Outside the house, two police officers in a patrol car had sat and watched everyone who went into the house and came out of it that evening. They waited another ten minutes and drove away.
Minutes later, two men entered the basement where Giancana stood over the stove. They were strangers to him. A wave of panic swept over him as he saw the guns in their hands, then came a fierce reaction born of his days as a hoodlum, gangster, an animal who had killed without compassion.
He reached for a large knife on a nearby table. The guns were leveled with deliberate aim. The first shot tore into his head. His eyes still reflected the anger and fury of his rebelliousness at this effrontery to him.
He was a Don. Who the hell were these two nobodies who dared to take his life? Another shot ripped into his skull. The knife fell from his hand. There were more shots, four, five. They tore what had been Giancana’s brain to shreds.
A sudden stillness prevailed then as Giancana lay on the floor, a puddle of blood flowing freely from his head, mouth and ears. The sausages and peppers burned and what had once been aromatic scent had been reduced to ashes.
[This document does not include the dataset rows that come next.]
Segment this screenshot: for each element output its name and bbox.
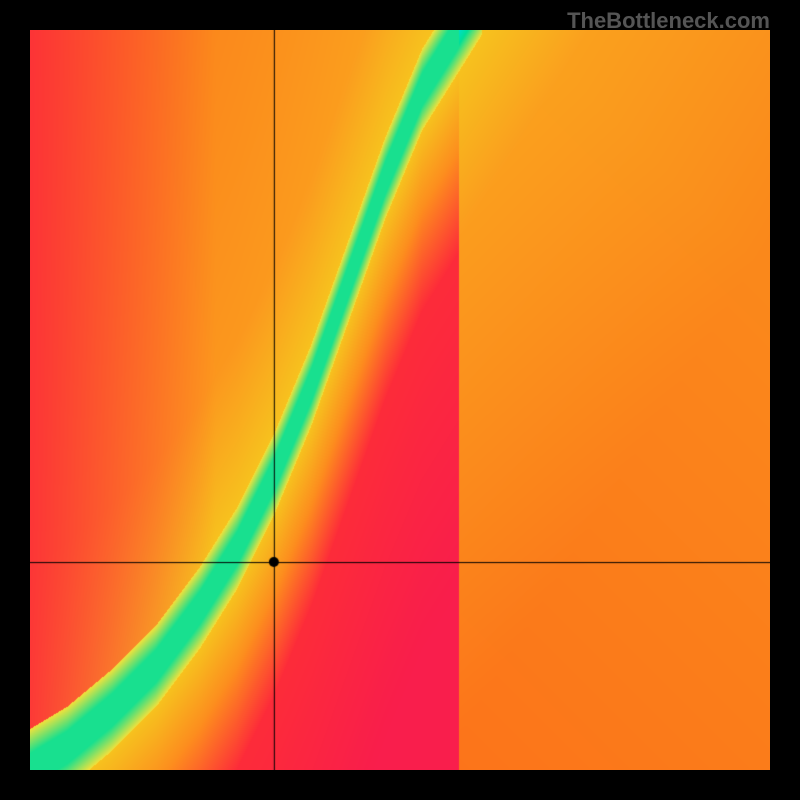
heatmap-plot-area: [30, 30, 770, 770]
watermark-text: TheBottleneck.com: [567, 8, 770, 34]
heatmap-canvas: [30, 30, 770, 770]
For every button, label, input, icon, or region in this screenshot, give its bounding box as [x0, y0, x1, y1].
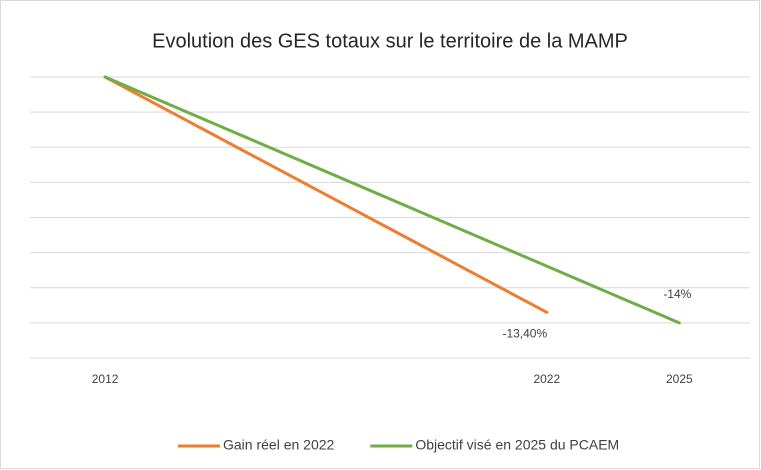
legend-label: Objectif visé en 2025 du PCAEM — [415, 437, 619, 453]
chart-title: Evolution des GES totaux sur le territoi… — [152, 30, 628, 52]
x-tick-label: 2022 — [533, 372, 560, 386]
legend-label: Gain réel en 2022 — [223, 437, 335, 453]
line — [103, 75, 549, 314]
data-label: -13,40% — [502, 327, 547, 341]
line — [103, 75, 681, 325]
x-tick-label: 2012 — [92, 372, 119, 386]
data-label: -14% — [663, 287, 691, 301]
x-tick-label: 2025 — [666, 372, 693, 386]
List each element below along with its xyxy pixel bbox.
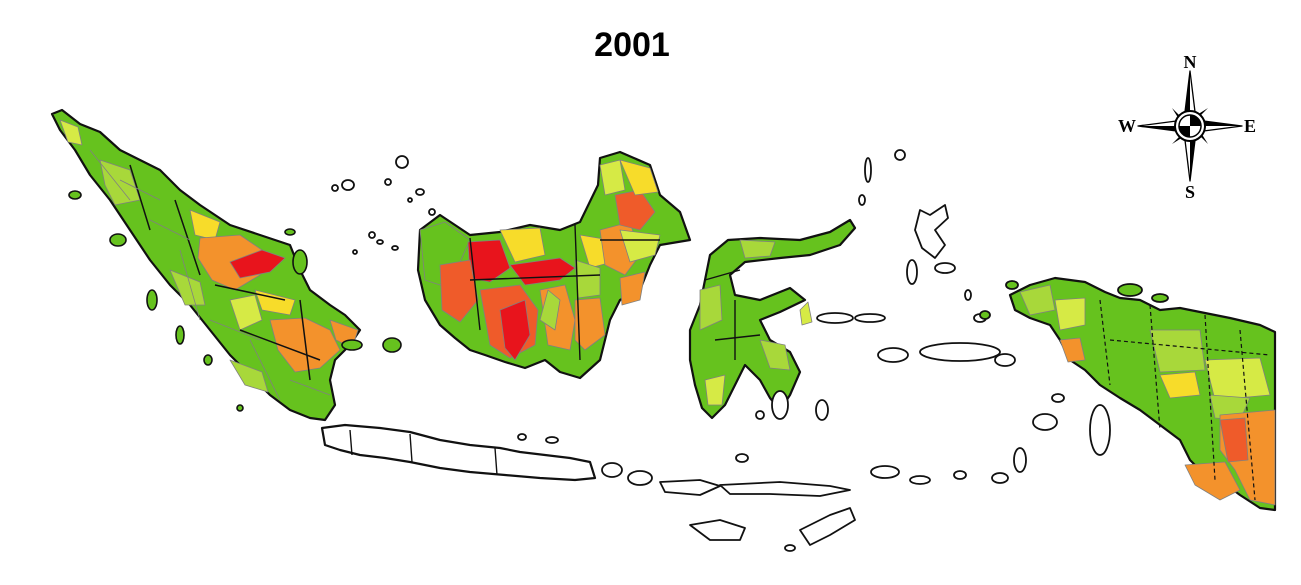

Joseph DiPersio, the caretaker, and his wife were in their apartment on the upper floor of the one-and-a-half story bungalow. Their window air-conditioner was running and they were watching television.
According to detectives, Mr. DiPersio went downstairs and called to Giancana, asking if he was all right. This was at 10:30 P.M. Giancana replied that he was. DiPersio said he went down again at 11:00 o’clock. This time Giancana did not answer. When DiPersio went to the basement, he found Giancana lying face up in a pool of blood on the floor of the kitchen. Six .22 caliber shell cases were found near the body. Giancana had been shot seven times in the head and neck.
Oak Park detectives said later that DiPersio’s call for help didn’t come until 11:53 P.M. They assumed that DiPersio, who was once questioned about an earlier gang slaying, had first phoned Giancana’s two married daughters, who live in Oak Park. DiPersio told police neither he nor his wife heard the shots, nor had they heard anyone entering the bungalow.
Oak Park Chief of Detectives, Harold Fitzsimmons, said that it would have been simple for someone to enter the basement from an outside stairway without the caretaker hearing the noise above that of the air-conditioner and the television.
A Justice Department source in Washington said that while Giancana had slipped to a low level in the crime syndicate’s hierarchy since his return from Mexico, there were enough old scores to settle that “one of his own” could have shot him.
He noted that one bullet had struck Giancana in the mouth. This was often the gangsters’ way of showing that their people who talked to grand juries did not live long afterward.
Who killed Salvatore “Sam” Giancana?
Chicago and Oak Park police speculate that Giancana was ordered killed by syndicate leaders who were concerned lest he trade underworld information sought by federal prosecutors in exchange for the dropping of a possible perjury indictment.
Peter F. Vaira, head of the Justice Department’s Strike Force on Crime in Chicago, revealed that the Federal Government had been developing a perjury case against Giancana in connection with his replies about his activities in Mexico.
Oak Park police discount robbery as a motive since $1458 was found on Giancana’s body although his wallet was empty. Detectives express doubt that the killing was syndicate-ordered because of the small-caliber pistol. Most gangland slayings have involved larger-caliber handguns, shotguns, or machineguns.